On this page, Jennie offers audio clips and text from some of her favorite poetry readings.
Following are a few recordings from her Occidental Center for the Arts performance/birthday party on July 29, 2012. Thanks to the fabulous collaborating musicians: Jeanette Isenberg, violin; and Karen Zimmerman, bass.
Argentine Tango Suite
I lean over the precipice—
balance and wait, frame
defines the world in our arms
for three minutes
of intimacy. You open
door after door,
invite me to step through,
lead from the center,
your chest, my breast, the poised
pause between. We are
each other’s wish;
violins, polished light.
I look, not over your shoulder,
but in, toward our clasped
hands; my embrace silk
at your neck, a flutter along
your upper arm. Your embrace
a ruthless tenderness, no way
One backward step, cross
at the ankle, figure eight, a sidelong reach;
legs hook and lift, pulled by the soaring bandoneon—
melody of exquisite torture. Her left foot
touches his right, slides along willingly.
His steps enter her steps
like swordplay: sacada and arrastre
the slash and drag; molinete,
two dancers in an orbit of desire.
Red, the shoes, red
the shirt, black crepe
the cape of stars
she wears. Why does
the music make
feeling sad feel good?
You say, my skin calls to you,
a full-blown rose; you say,
a continent to explore
in the small of my back.
I say, to be beautiful is a practice;
ignore what has been lost.
Go ahead, look, when I lean over
to fasten my black suede dancing shoe.
It takes two.
A boom box powers up;
ferry horns moan at the far end
of the mall, tall windows,
big boats on one side, caviar bar
on the other. Women sit cross-legged,
flexing impatient feet. Astor Piazzolla,
seductive wail of Gardel
rub floors to a gleam.
Round and around like street-flow.
or step out of the way.
Zebulon’s Lounge/On the Brink
As she sips warm sake, jazz chords smoke
along the floor, out the door,
a sidewalk seduction Tuesday night,
tiny town closed up except for the bars.
From seven to nine this one hosted
local literati, who then stayed on
in the votive candle light, leaning with relief
on the warm plush of booths or leaning
to each other. As she sips warm sake,
the musicians spend themselves like
inflated currency, six hands working it
from the wrist.
How she wants this one moment
of feeling good, as her generation drifts
on unparalleled melody and sweet smoke
toward the brink. Like the final concert
of the string quartet on the deck of the Titanic,
Zebulon’s makes pleasure in catastrophe—
a home for genius to sink deeper in,
there, where the girls riff, and the boys,
they play and play.
Of My Own
It’s time to start thinking about
how I want it to be for me—
like a true pearl, or quarried alabaster,
like the long tone of a gong, and of my choosing
as if going to a feast, where every morsel
is something I’ve never tasted.
It’s time to commission my memorial,
inspired by the guardian of ashes sculpted
on the lid of an Etruscan funerary urn—
if a scholar was enshrined, the figure held a book;
if a writer, a tablet and feather quill; if neither,
then a woman lounging on one elbow, as if
gazing out a window. The right exit would mimic
the little death : a shudder, a sigh, a leap
into the abyss. And please
no extraordinary measures, just the comfort
of my daughter holding my hand, papers signed
and notarized to prove that I was sound,
and one last wisecrack before I can’t swallow.

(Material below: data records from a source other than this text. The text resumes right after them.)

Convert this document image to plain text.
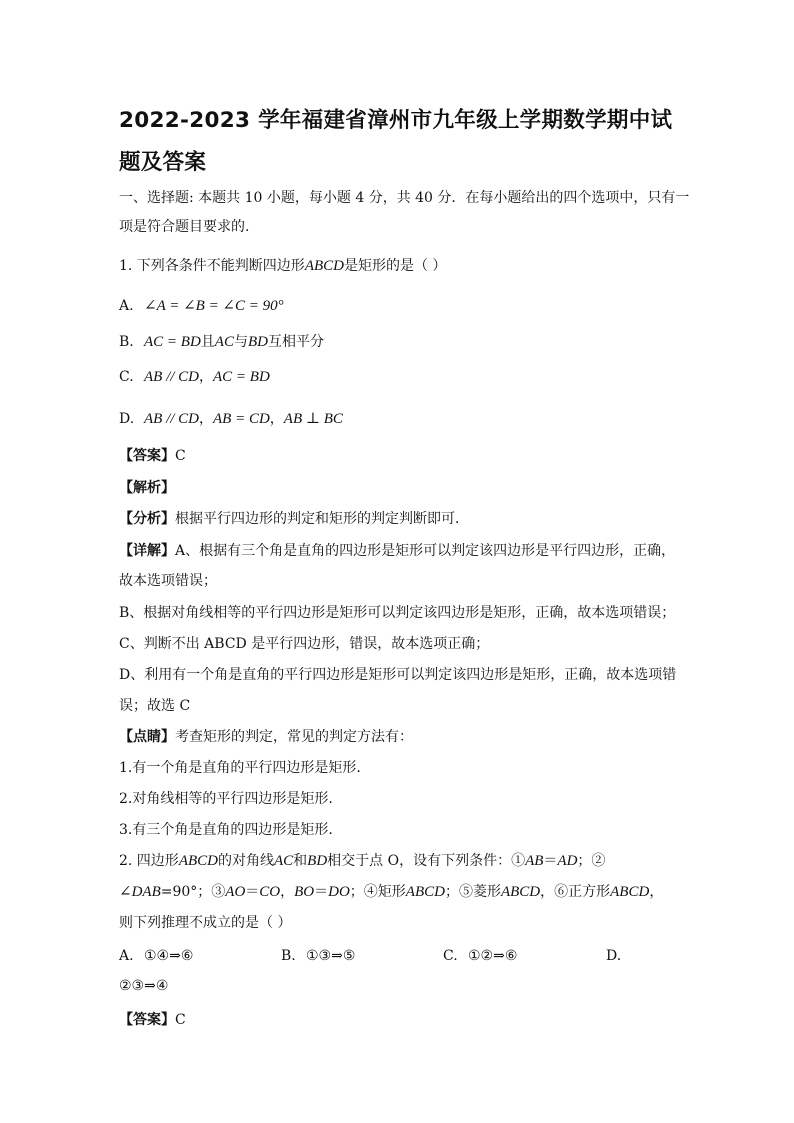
2022-2023 学年福建省漳州市九年级上学期数学期中试题及答案
一、选择题: 本题共 10 小题，每小题 4 分，共 40 分．在每小题给出的四个选项中，只有一
项是符合题目要求的.
1. 下列各条件不能判断四边形ABCD是矩形的是（ ）
A. ∠A = ∠B = ∠C = 90°
B. AC = BD且AC与BD互相平分
C. AB // CD，AC = BD
D. AB // CD，AB = CD，AB ⊥ BC
【答案】C
【解析】
【分析】根据平行四边形的判定和矩形的判定判断即可．
【详解】A、根据有三个角是直角的四边形是矩形可以判定该四边形是平行四边形，正确，
故本选项错误；
B、根据对角线相等的平行四边形是矩形可以判定该四边形是矩形，正确，故本选项错误；
C、判断不出 ABCD 是平行四边形，错误，故本选项正确；
D、利用有一个角是直角的平行四边形是矩形可以判定该四边形是矩形，正确，故本选项错
误；故选 C
【点睛】考查矩形的判定，常见的判定方法有：
1.有一个角是直角的平行四边形是矩形.
2.对角线相等的平行四边形是矩形.
3.有三个角是直角的四边形是矩形.
2. 四边形ABCD的对角线AC和BD相交于点 O，设有下列条件：①AB＝AD；②
∠DAB=90°；③AO＝CO，BO＝DO；④矩形ABCD；⑤菱形ABCD，⑥正方形ABCD，
则下列推理不成立的是（ ）
A. ①④⇒⑥	B. ①③⇒⑤	C. ①②⇒⑥	D.
②③⇒④
【答案】C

Hearing, they say, is the final sense to go.
So, when I am ready, let the keening begin.
If that woodpecker turned his busy head, he would see
a middle-aged woman on her back on a towel on a plastic lounger
on a south-facing deck at eleven in the morning, wearing nothing
but a gold band on her right second toe. Her arms are over her head
in a submissive gesture that reminds her of how she’s been bound.

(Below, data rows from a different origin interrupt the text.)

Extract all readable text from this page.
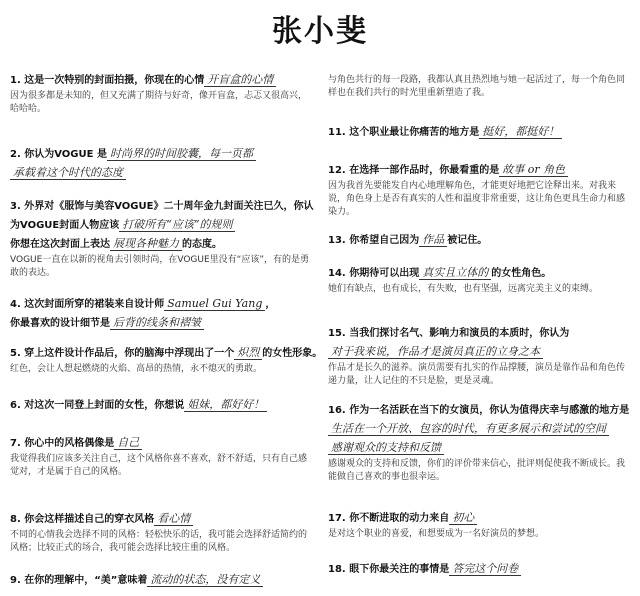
张小斐
1. 这是一次特别的封面拍摄，你现在的心情 开盲盒的心情
因为很多都是未知的，但又充满了期待与好奇，像开盲盒，忐忑又很高兴，哈哈哈。
2. 你认为VOGUE 是 时尚界的时间胶囊，每一页都
承载着这个时代的态度
3. 外界对《服饰与美容VOGUE》二十周年金九封面关注已久，你认
为VOGUE封面人物应该 打破所有“应该”的规则
你想在这次封面上表达 展现各种魅力 的态度。
VOGUE一直在以新的视角去引领时尚，在VOGUE里没有“应该”，有的是勇敢的表达。
4. 这次封面所穿的裙装来自设计师 Samuel Gui Yang ，
你最喜欢的设计细节是 后背的线条和褶皱
5. 穿上这件设计作品后，你的脑海中浮现出了一个 炽烈 的女性形象。
红色，会让人想起燃烧的火焰、高昂的热情，永不熄灭的勇敢。
6. 对这次一同登上封面的女性，你想说 姐妹，都好好！
7. 你心中的风格偶像是 自己
我觉得我们应该多关注自己，这个风格你喜不喜欢，舒不舒适，只有自己感觉对，才是属于自己的风格。
8. 你会这样描述自己的穿衣风格 看心情
不同的心情我会选择不同的风格：轻松快乐的话，我可能会选择舒适简约的风格；比较正式的场合，我可能会选择比较庄重的风格。
9. 在你的理解中，“美”意味着 流动的状态，没有定义
与角色共行的每一段路，我都认真且热烈地与她一起活过了，每一个角色同样也在我们共行的时光里重新塑造了我。
11. 这个职业最让你痛苦的地方是 挺好，都挺好！
12. 在选择一部作品时，你最看重的是 故事 or 角色
因为我首先要能发自内心地理解角色，才能更好地把它诠释出来。对我来说，角色身上是否有真实的人性和温度非常重要，这让角色更具生命力和感染力。
13. 你希望自己因为 作品 被记住。
14. 你期待可以出现 真实且立体的 的女性角色。
她们有缺点，也有成长，有失败，也有坚强，远离完美主义的束缚。
15. 当我们探讨名气、影响力和演员的本质时，你认为
对于我来说，作品才是演员真正的立身之本
作品才是长久的滋养。演员需要有扎实的作品撑腰，演员是靠作品和角色传递力量，让人记住的不只是脸，更是灵魂。
16. 作为一名活跃在当下的女演员，你认为值得庆幸与感激的地方是
生活在一个开放、包容的时代，有更多展示和尝试的空间
感谢观众的支持和反馈
感谢观众的支持和反馈，你们的评价带来信心，批评则促使我不断成长。我能做自己喜欢的事也很幸运。
17. 你不断进取的动力来自 初心
是对这个职业的喜爱，和想要成为一名好演员的梦想。
18. 眼下你最关注的事情是 答完这个问卷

Her face is angled left to catch a whiff of musk,
recalling the lover who said don’t wash just yet.
If the breeze, if the long-haired cat clawing in his sleep,
if the tweezers of doubt were not amplified now by the calling of crows,
she would be at peace, and draw a hush around her
like the redwoods draw—these ancient trees whose branches
reach out and down, instead of up, in such supplication.